Swan 57 RS

Development
- Designer: Germán Frers
- Location: Finland
- Year: 1996
- No. built: 10
- Builder: Oy Nautor AB
- Role: Cruiser
- Name: Swan 57 RS

Boat
- Displacement: 54,013 lb (24,500 kg)
- Draft: 7.55 ft (2.30 m)

Hull
- Type: monohull
- Construction: glassfibre
- LOA: 57.38 ft (17.49 m)
- LWL: 44.52 ft (13.57 m)
- Beam: 15.91 ft (4.85 m)
- Engine: Perkins Engines 125 hp (93 kW) diesel engine

Hull appendages
- Keel: Fin keel
- Ballast: 20,348 lb (9,230 kg)
- Rudder: Spade-type rudder

Rig
- Rig type: Bermuda rig
- I foretriangle height: 69.39 ft (21.15 m)
- J foretriangle base: 20.67 ft (6.30 m)
- P mainsail luff: 61.22 ft (18.66 m)
- E mainsail foot: 20.67 ft (6.30 m)

Sails
- Sailplan: Masthead sloop
- Mainsail area: 632.71 sq ft (58.781 m^{2})
- Jib/genoa area: 717.15 sq ft (66.625 m^{2})
- Total sail area: 1,349.86 sq ft (125.406 m^{2})

Racing
- PHRF: 42-45

= Swan 57 RS =

Sailboat class

The Swan 57 RS (Raised Salon) is a Finnish sailboat that was designed by Germán Frers as a cruiser and first built in 1996.

The design is sometimes confused with the unrelated 1977 Sparkman & Stephens Swan 57 or the 1990 Swan 57CC Frers designs.

==Production==
The design was built by Oy Nautor AB in Finland, from 1996 until 2001, with ten boats completed, but it is now out of production.

==Design==
The Swan 57 RS is a recreational keelboat, built predominantly of glassfibre, with wood trim. It has a masthead sloop rig with three sets of spreaders, a raked stem, a reverse transom, an internally mounted spade-type rudder controlled by a wheel and a fixed fin keel or optional stub keel and centreboard. It has a raised salon coach house to provide additional light and headroom below decks. It displaces 54013 lb and carries 20348 lb of ballast.

The boat has a draft of 7.55 ft with the standard fin keel.

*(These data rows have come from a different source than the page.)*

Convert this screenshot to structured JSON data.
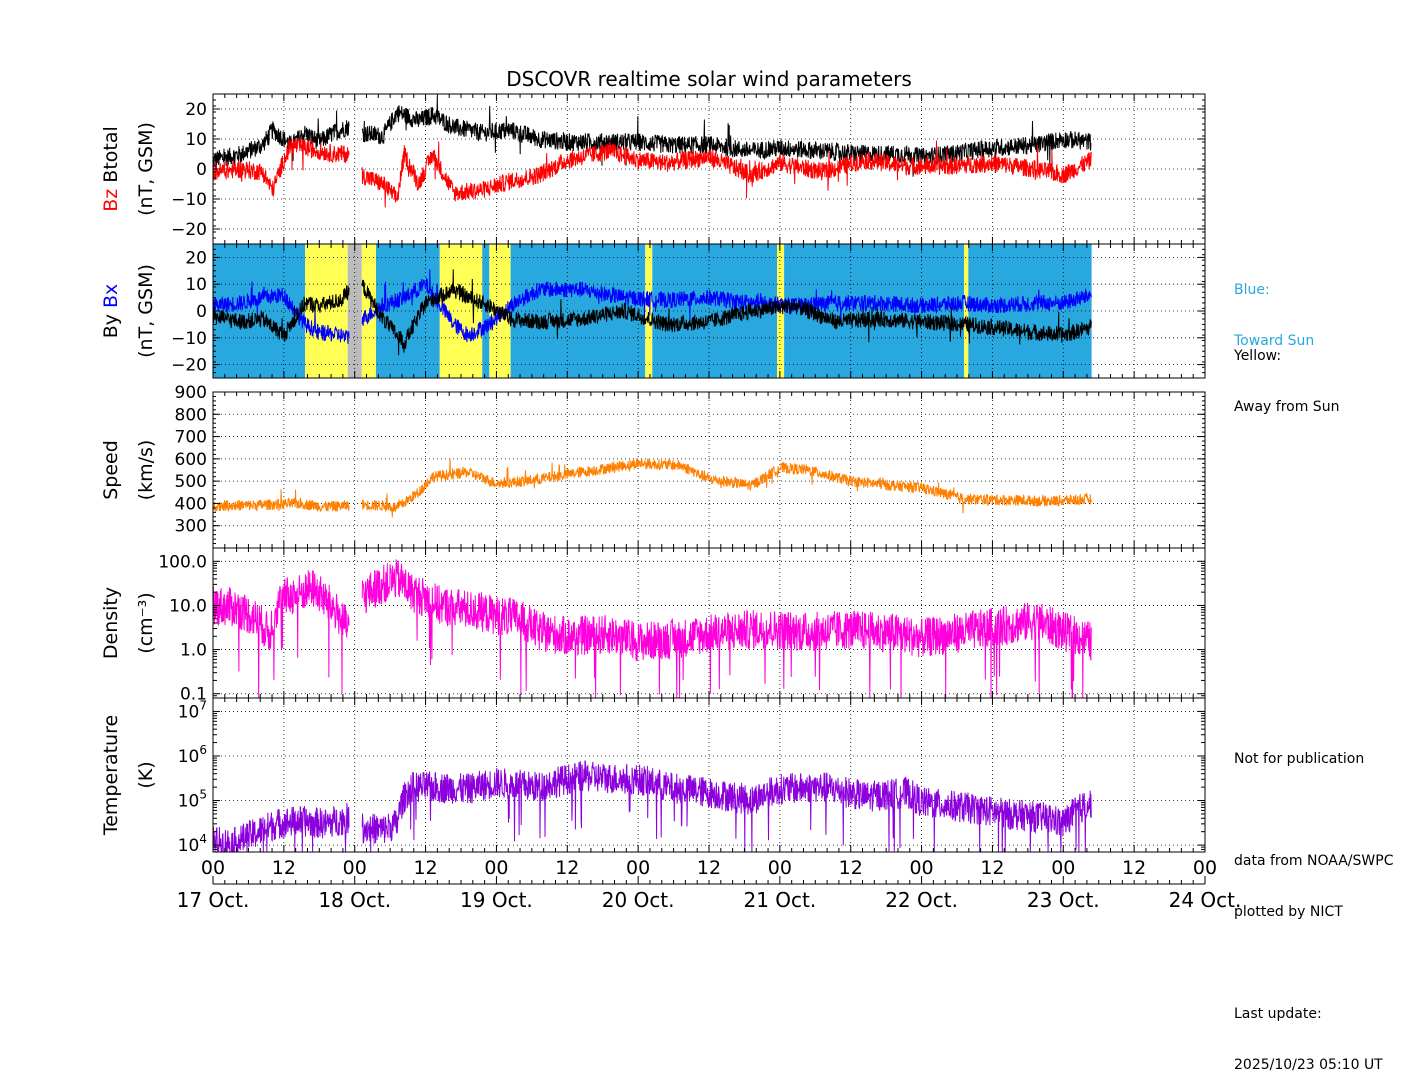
{
  "chart_data": {
    "type": "line",
    "title": "DSCOVR realtime solar wind parameters",
    "x_axis": {
      "range_days": [
        0,
        7
      ],
      "hour_tick_labels": [
        "00",
        "12",
        "00",
        "12",
        "00",
        "12",
        "00",
        "12",
        "00",
        "12",
        "00",
        "12",
        "00",
        "12",
        "00"
      ],
      "date_labels": [
        "17 Oct.",
        "18 Oct.",
        "19 Oct.",
        "20 Oct.",
        "21 Oct.",
        "22 Oct.",
        "23 Oct.",
        "24 Oct."
      ],
      "data_end_day": 6.2
    },
    "panels": [
      {
        "id": "mag",
        "ylabel_parts": [
          {
            "text": "Bz",
            "color": "#ff0000"
          },
          {
            "text": "Btotal",
            "color": "#000000"
          }
        ],
        "ylabel_unit": "(nT, GSM)",
        "ylim": [
          -25,
          25
        ],
        "yticks": [
          -20,
          -10,
          0,
          10,
          20
        ],
        "ytick_labels": [
          "−20",
          "−10",
          "0",
          "10",
          "20"
        ],
        "scale": "linear",
        "series": [
          {
            "name": "Btotal",
            "color": "#000000",
            "gaps": [
              [
                0.96,
                1.05
              ]
            ],
            "x": [
              0,
              0.2,
              0.35,
              0.42,
              0.5,
              0.55,
              0.65,
              0.75,
              0.85,
              0.95,
              1.05,
              1.2,
              1.3,
              1.45,
              1.55,
              1.7,
              1.9,
              2.1,
              2.3,
              2.5,
              2.8,
              3.0,
              3.2,
              3.5,
              3.8,
              4.0,
              4.3,
              4.6,
              4.9,
              5.0,
              5.2,
              5.5,
              5.8,
              6.0,
              6.2
            ],
            "y": [
              3,
              5,
              8,
              13,
              10,
              8,
              12,
              9,
              12,
              14,
              12,
              11,
              19,
              16,
              18,
              14,
              12,
              13,
              10,
              9,
              9,
              9,
              8,
              8,
              6,
              7,
              6,
              5,
              5,
              4,
              5,
              7,
              8,
              10,
              9
            ]
          },
          {
            "name": "Bz",
            "color": "#ff0000",
            "gaps": [
              [
                0.96,
                1.05
              ]
            ],
            "x": [
              0,
              0.2,
              0.35,
              0.42,
              0.5,
              0.55,
              0.65,
              0.75,
              0.85,
              0.95,
              1.05,
              1.2,
              1.3,
              1.35,
              1.45,
              1.55,
              1.7,
              1.9,
              2.1,
              2.3,
              2.5,
              2.8,
              3.0,
              3.2,
              3.5,
              3.8,
              4.0,
              4.3,
              4.6,
              4.9,
              5.0,
              5.2,
              5.5,
              5.8,
              6.0,
              6.2
            ],
            "y": [
              -1,
              0,
              -1,
              -7,
              3,
              8,
              7,
              6,
              5,
              5,
              -2,
              -5,
              -10,
              5,
              -5,
              5,
              -8,
              -7,
              -4,
              -2,
              3,
              6,
              3,
              2,
              4,
              -2,
              2,
              -1,
              3,
              1,
              1,
              1,
              2,
              0,
              -2,
              3
            ]
          }
        ]
      },
      {
        "id": "imf",
        "ylabel_parts": [
          {
            "text": "By",
            "color": "#000000"
          },
          {
            "text": "Bx",
            "color": "#0000ff"
          }
        ],
        "ylabel_unit": "(nT, GSM)",
        "ylim": [
          -25,
          25
        ],
        "yticks": [
          -20,
          -10,
          0,
          10,
          20
        ],
        "ytick_labels": [
          "−20",
          "−10",
          "0",
          "10",
          "20"
        ],
        "scale": "linear",
        "sector_colors": {
          "toward": "#29a7df",
          "away": "#ffff55",
          "unknown": "#bbbbbb"
        },
        "sectors": [
          {
            "start": 0.0,
            "end": 0.65,
            "state": "toward"
          },
          {
            "start": 0.65,
            "end": 0.95,
            "state": "away"
          },
          {
            "start": 0.95,
            "end": 1.05,
            "state": "unknown"
          },
          {
            "start": 1.05,
            "end": 1.15,
            "state": "away"
          },
          {
            "start": 1.15,
            "end": 1.6,
            "state": "toward"
          },
          {
            "start": 1.6,
            "end": 1.9,
            "state": "away"
          },
          {
            "start": 1.9,
            "end": 1.95,
            "state": "toward"
          },
          {
            "start": 1.95,
            "end": 2.1,
            "state": "away"
          },
          {
            "start": 2.1,
            "end": 3.05,
            "state": "toward"
          },
          {
            "start": 3.05,
            "end": 3.1,
            "state": "away"
          },
          {
            "start": 3.1,
            "end": 3.98,
            "state": "toward"
          },
          {
            "start": 3.98,
            "end": 4.03,
            "state": "away"
          },
          {
            "start": 4.03,
            "end": 5.3,
            "state": "toward"
          },
          {
            "start": 5.3,
            "end": 5.33,
            "state": "away"
          },
          {
            "start": 5.33,
            "end": 6.2,
            "state": "toward"
          }
        ],
        "series": [
          {
            "name": "Bx",
            "color": "#0000ff",
            "gaps": [
              [
                0.96,
                1.05
              ]
            ],
            "x": [
              0,
              0.2,
              0.35,
              0.5,
              0.65,
              0.75,
              0.9,
              0.95,
              1.05,
              1.2,
              1.35,
              1.5,
              1.7,
              1.8,
              1.95,
              2.1,
              2.3,
              2.6,
              2.9,
              3.2,
              3.5,
              3.8,
              4.1,
              4.4,
              4.7,
              5.0,
              5.3,
              5.5,
              5.8,
              6.0,
              6.2
            ],
            "y": [
              2,
              3,
              5,
              6,
              -5,
              -8,
              -9,
              -10,
              -3,
              2,
              5,
              10,
              -5,
              -9,
              -5,
              2,
              8,
              8,
              5,
              4,
              5,
              3,
              2,
              3,
              3,
              2,
              3,
              2,
              3,
              3,
              6
            ]
          },
          {
            "name": "By",
            "color": "#000000",
            "gaps": [
              [
                0.96,
                1.05
              ]
            ],
            "x": [
              0,
              0.2,
              0.35,
              0.5,
              0.65,
              0.75,
              0.9,
              0.95,
              1.05,
              1.2,
              1.35,
              1.5,
              1.7,
              1.8,
              1.95,
              2.1,
              2.3,
              2.6,
              2.9,
              3.2,
              3.5,
              3.8,
              4.1,
              4.4,
              4.7,
              5.0,
              5.3,
              5.5,
              5.8,
              6.0,
              6.2
            ],
            "y": [
              -2,
              -4,
              -3,
              -9,
              3,
              2,
              4,
              7,
              10,
              -3,
              -12,
              3,
              8,
              5,
              2,
              -3,
              -4,
              -3,
              0,
              -5,
              -4,
              0,
              2,
              -4,
              -3,
              -4,
              -5,
              -6,
              -8,
              -9,
              -6
            ]
          }
        ]
      },
      {
        "id": "speed",
        "ylabel_parts": [
          {
            "text": "Speed",
            "color": "#000000"
          }
        ],
        "ylabel_unit": "(km/s)",
        "ylim": [
          200,
          900
        ],
        "yticks": [
          300,
          400,
          500,
          600,
          700,
          800,
          900
        ],
        "ytick_labels": [
          "300",
          "400",
          "500",
          "600",
          "700",
          "800",
          "900"
        ],
        "scale": "linear",
        "series": [
          {
            "name": "Speed",
            "color": "#ff8000",
            "gaps": [
              [
                0.96,
                1.05
              ]
            ],
            "x": [
              0,
              0.3,
              0.6,
              0.8,
              0.95,
              1.05,
              1.2,
              1.3,
              1.45,
              1.55,
              1.8,
              2.0,
              2.2,
              2.5,
              2.8,
              3.0,
              3.3,
              3.5,
              3.8,
              4.0,
              4.2,
              4.5,
              4.8,
              5.0,
              5.3,
              5.6,
              5.9,
              6.2
            ],
            "y": [
              390,
              392,
              400,
              385,
              390,
              395,
              390,
              380,
              450,
              520,
              540,
              490,
              500,
              530,
              560,
              580,
              570,
              510,
              480,
              560,
              550,
              500,
              480,
              470,
              420,
              415,
              410,
              420
            ]
          }
        ]
      },
      {
        "id": "density",
        "ylabel_parts": [
          {
            "text": "Density",
            "color": "#000000"
          }
        ],
        "ylabel_unit": "(cm⁻³)",
        "ylim": [
          0.08,
          200
        ],
        "yticks": [
          0.1,
          1.0,
          10.0,
          100.0
        ],
        "ytick_labels": [
          "0.1",
          "1.0",
          "10.0",
          "100.0"
        ],
        "scale": "log",
        "series": [
          {
            "name": "Density",
            "color": "#ff00dd",
            "gaps": [
              [
                0.96,
                1.05
              ]
            ],
            "x": [
              0,
              0.15,
              0.3,
              0.4,
              0.5,
              0.6,
              0.7,
              0.8,
              0.9,
              0.95,
              1.05,
              1.15,
              1.3,
              1.4,
              1.6,
              1.8,
              2.0,
              2.15,
              2.3,
              2.5,
              2.8,
              3.0,
              3.3,
              3.6,
              3.9,
              4.2,
              4.5,
              4.8,
              5.0,
              5.3,
              5.6,
              5.8,
              6.0,
              6.2
            ],
            "y": [
              10,
              9,
              5,
              2,
              15,
              18,
              25,
              12,
              5,
              3,
              15,
              25,
              40,
              20,
              10,
              8,
              6,
              5,
              2.5,
              2.0,
              2.2,
              1.5,
              1.8,
              2.5,
              3.0,
              2.5,
              2.8,
              2.4,
              1.8,
              2.5,
              3.5,
              4.5,
              2.5,
              1.5
            ]
          }
        ]
      },
      {
        "id": "temperature",
        "ylabel_parts": [
          {
            "text": "Temperature",
            "color": "#000000"
          }
        ],
        "ylabel_unit": "(K)",
        "ylim": [
          7000,
          20000000
        ],
        "yticks": [
          10000,
          100000,
          1000000,
          10000000
        ],
        "ytick_labels": [
          "10^4",
          "10^5",
          "10^6",
          "10^7"
        ],
        "scale": "log",
        "series": [
          {
            "name": "Temperature",
            "color": "#8b00dd",
            "gaps": [
              [
                0.96,
                1.05
              ]
            ],
            "x": [
              0,
              0.15,
              0.3,
              0.45,
              0.6,
              0.8,
              0.95,
              1.05,
              1.2,
              1.3,
              1.4,
              1.55,
              1.8,
              2.0,
              2.3,
              2.6,
              2.9,
              3.0,
              3.2,
              3.5,
              3.8,
              4.0,
              4.3,
              4.6,
              4.9,
              5.0,
              5.3,
              5.6,
              5.9,
              6.0,
              6.2
            ],
            "y": [
              12000,
              11000,
              18000,
              30000,
              35000,
              30000,
              40000,
              25000,
              22000,
              30000,
              200000,
              200000,
              180000,
              250000,
              200000,
              350000,
              300000,
              300000,
              200000,
              150000,
              100000,
              180000,
              200000,
              120000,
              150000,
              90000,
              70000,
              50000,
              40000,
              30000,
              90000
            ]
          }
        ]
      }
    ]
  },
  "legend_notes": {
    "blue_label": "Blue:",
    "blue_desc": "Toward Sun",
    "yellow_label": "Yellow:",
    "yellow_desc": "Away from Sun"
  },
  "credits": {
    "line1": "Not for publication",
    "line2": "data from NOAA/SWPC",
    "line3": "plotted by NICT",
    "line4": "Last update:",
    "line5": "2025/10/23 05:10 UT"
  },
  "colors": {
    "toward_sun": "#29a7df",
    "away_from_sun": "#ffff55"
  }
}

The boat is fitted with a British Perkins Engines diesel engine of 125 hp for docking and manoeuvring. The fuel tank holds 277 u.s.gal and the fresh water tank has a capacity of 272 u.s.gal.

The design was built with several different interior layouts. Typical is one that has sleeping accommodation for six people, with a double "V"-berth in the bow cabin, a forward cabin with two bunk beds, a U-shaped settee in the main cabin and an aft cabin with a central double island berth. The galley is located on the starboard side abeam the companionway ladder. The galley is L-shaped and is equipped with a four-burner stove, an ice box and a sink. A navigation station is forward of the galley, on the starboard side. There are two heads, one amidships on the starboard side and one on the port side in the aft cabin.

The design has a hull speed of 8.94 kn and a PHRF handicap of 42 to 45.

==Operational history==
In a 2000 boats.com design review, naval architect Robert Perry wrote, "this new 57-footer from Nautor began life as a German Frers 55-footer. I think it is pretty clear, looking at the drawings, that the stern was pulled out. Still, the elegance is there, and the sheer has not suffered with the extended stern. Oftentimes the entire balance of the sheerline is thrown off when the stern is extended. We would have to look long and hard to find an ugly Swan, but the new Swan 57RS does break from the accepted Swan wedge-type deck."